Qu'importe, elle n'était pas là lorsque je passais l'orée du bois avec enchantement. Je marchais pendant quelques minutes à pas rapides et fini par atteindre le grand arbre aux fleurs violettes que j'avais aperçu. Le sourire aux lèvres, je vérifiais rapidement que personne ne m'avait suivie et je relevai ma robe du mieux que je le pouvais pour commencer à escalader le tronc. Je faisais toujours ça petite, notamment avec les entraînements traditionnels de Topaze, mais moins aux troncs des arbres. Néanmoins j'avais appris quelques techniques et celui-ci était assez simple, il y avait plusieurs appuis qui me permirent de me hisser dans grande difficulté. Heureuse, je m'assis sur une branche épaisse et remarquai tout de même bon nombre de de petites branches sortant de part et d'autres de l'arbre. Je passais ma main sur l'écorce, les yeux levés sur la pluie de pétales violets s'offrant à moi. Certains se posèrent sur mes vêtements et mes cheveux, j'en remassais un et remarquai avec un sourire à quel point ils étaient doux et plutôt épais.
Le soleil commençait à décliner à l'horizon et de ma hauteur, je pouvais facilement voir à travers les feuillages les tons orangés et rosés du ciel.
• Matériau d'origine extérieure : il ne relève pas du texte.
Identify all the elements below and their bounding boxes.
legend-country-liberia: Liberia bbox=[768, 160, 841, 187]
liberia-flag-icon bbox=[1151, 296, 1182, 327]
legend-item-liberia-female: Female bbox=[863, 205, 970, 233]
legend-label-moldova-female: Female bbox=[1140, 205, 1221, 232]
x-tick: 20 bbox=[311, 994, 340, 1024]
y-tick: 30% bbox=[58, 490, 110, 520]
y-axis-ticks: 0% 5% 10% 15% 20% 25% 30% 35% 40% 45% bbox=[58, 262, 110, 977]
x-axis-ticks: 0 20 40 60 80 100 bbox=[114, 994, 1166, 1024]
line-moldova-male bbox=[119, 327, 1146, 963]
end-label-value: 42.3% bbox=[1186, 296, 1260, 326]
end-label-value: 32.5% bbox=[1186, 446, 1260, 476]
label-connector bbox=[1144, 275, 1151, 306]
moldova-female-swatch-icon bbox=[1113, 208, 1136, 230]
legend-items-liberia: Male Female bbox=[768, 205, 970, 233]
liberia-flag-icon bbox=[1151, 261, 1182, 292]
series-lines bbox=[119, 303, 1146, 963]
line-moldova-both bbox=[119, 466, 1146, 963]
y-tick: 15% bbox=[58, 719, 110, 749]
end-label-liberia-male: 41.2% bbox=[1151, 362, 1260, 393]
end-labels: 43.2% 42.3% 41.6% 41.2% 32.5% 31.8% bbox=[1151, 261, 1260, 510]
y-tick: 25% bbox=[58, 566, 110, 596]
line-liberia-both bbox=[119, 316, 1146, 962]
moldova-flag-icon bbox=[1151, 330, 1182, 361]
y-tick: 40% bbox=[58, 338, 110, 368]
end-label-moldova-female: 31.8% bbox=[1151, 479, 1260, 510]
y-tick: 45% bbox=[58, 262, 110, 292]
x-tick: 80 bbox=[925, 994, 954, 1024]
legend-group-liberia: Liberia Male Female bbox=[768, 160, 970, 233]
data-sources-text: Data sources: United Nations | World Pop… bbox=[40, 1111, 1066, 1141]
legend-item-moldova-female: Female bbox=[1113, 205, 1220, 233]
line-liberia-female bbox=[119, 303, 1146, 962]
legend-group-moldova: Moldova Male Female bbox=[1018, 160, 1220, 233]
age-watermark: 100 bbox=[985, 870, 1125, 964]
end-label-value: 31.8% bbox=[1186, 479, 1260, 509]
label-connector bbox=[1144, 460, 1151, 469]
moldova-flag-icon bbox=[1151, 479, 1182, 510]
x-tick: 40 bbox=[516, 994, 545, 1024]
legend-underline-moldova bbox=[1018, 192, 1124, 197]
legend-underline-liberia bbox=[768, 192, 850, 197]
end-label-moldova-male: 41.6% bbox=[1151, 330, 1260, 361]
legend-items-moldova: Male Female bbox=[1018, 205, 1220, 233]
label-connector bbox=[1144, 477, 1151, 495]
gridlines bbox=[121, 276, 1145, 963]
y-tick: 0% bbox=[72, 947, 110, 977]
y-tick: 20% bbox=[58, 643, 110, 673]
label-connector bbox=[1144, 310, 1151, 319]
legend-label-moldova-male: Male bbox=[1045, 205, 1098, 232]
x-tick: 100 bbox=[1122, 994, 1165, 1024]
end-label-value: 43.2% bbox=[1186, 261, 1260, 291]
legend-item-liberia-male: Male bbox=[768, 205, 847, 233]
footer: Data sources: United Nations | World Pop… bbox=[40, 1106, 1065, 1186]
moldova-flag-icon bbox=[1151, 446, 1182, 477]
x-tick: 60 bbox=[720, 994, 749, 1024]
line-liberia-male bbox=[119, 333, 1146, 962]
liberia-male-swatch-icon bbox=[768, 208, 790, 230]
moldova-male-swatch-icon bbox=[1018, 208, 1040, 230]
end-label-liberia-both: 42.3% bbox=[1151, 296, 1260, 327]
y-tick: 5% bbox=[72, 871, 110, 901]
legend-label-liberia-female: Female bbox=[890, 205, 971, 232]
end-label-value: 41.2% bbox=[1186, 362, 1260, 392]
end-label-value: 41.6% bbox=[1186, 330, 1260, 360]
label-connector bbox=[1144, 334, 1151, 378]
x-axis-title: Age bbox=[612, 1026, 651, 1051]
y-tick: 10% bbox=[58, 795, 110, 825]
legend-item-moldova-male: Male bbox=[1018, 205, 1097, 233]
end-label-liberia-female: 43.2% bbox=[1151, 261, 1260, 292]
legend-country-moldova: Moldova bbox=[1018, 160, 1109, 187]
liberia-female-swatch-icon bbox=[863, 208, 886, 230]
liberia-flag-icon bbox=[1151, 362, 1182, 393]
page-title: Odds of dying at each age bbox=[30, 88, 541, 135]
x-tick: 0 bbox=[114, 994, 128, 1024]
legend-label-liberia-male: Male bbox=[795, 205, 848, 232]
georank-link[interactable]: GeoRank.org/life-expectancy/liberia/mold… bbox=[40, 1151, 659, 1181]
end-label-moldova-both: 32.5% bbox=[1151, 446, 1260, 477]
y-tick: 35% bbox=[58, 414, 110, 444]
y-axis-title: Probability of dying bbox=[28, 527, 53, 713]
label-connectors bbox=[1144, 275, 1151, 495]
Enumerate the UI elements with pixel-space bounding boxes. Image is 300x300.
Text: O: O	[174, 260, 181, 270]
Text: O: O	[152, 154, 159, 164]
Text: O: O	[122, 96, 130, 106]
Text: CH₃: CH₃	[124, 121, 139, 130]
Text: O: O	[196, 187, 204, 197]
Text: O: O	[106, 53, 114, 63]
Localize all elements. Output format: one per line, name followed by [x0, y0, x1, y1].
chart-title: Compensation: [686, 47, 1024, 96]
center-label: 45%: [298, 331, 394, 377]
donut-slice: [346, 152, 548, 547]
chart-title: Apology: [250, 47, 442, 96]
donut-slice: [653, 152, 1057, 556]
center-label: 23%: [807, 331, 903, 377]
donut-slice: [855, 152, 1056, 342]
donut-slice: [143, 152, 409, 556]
L'harmonie créée avec la couleur violette de l'arbre était tout simplement sublime et m'émût profondément, à tel point que je songeais déjà à la prochaine fois que je pourrais venir ici.
J'essayais d'attraper une fleur pour demander à la reine si elle savait comment s'appelait cet arbre mais j'étais toujours trop loin. En faisant attention à ou je me tenais, je saisis une branche - assez petite c'est vrai - et m'y accrochais pour me mettre debout et tendre lentement l'autre bras en direction d'une fleur.
- ATTENTION ! cria une voix d'en bas
Et j'eus le malheur de baisser le regard, le malheur de sursauter. Mon pied glissa, ma jambe droite s'effondra et tout mon corps tomba sur les petites branches que je sentis déchirer une partie de mes vêtements et de mon visage. J'hurlai et sombrai dans une chute interminable. La dernière chose dont je me souvins fut d'atterrir sur une surface dure sans pouvoir en déterminer l'essence.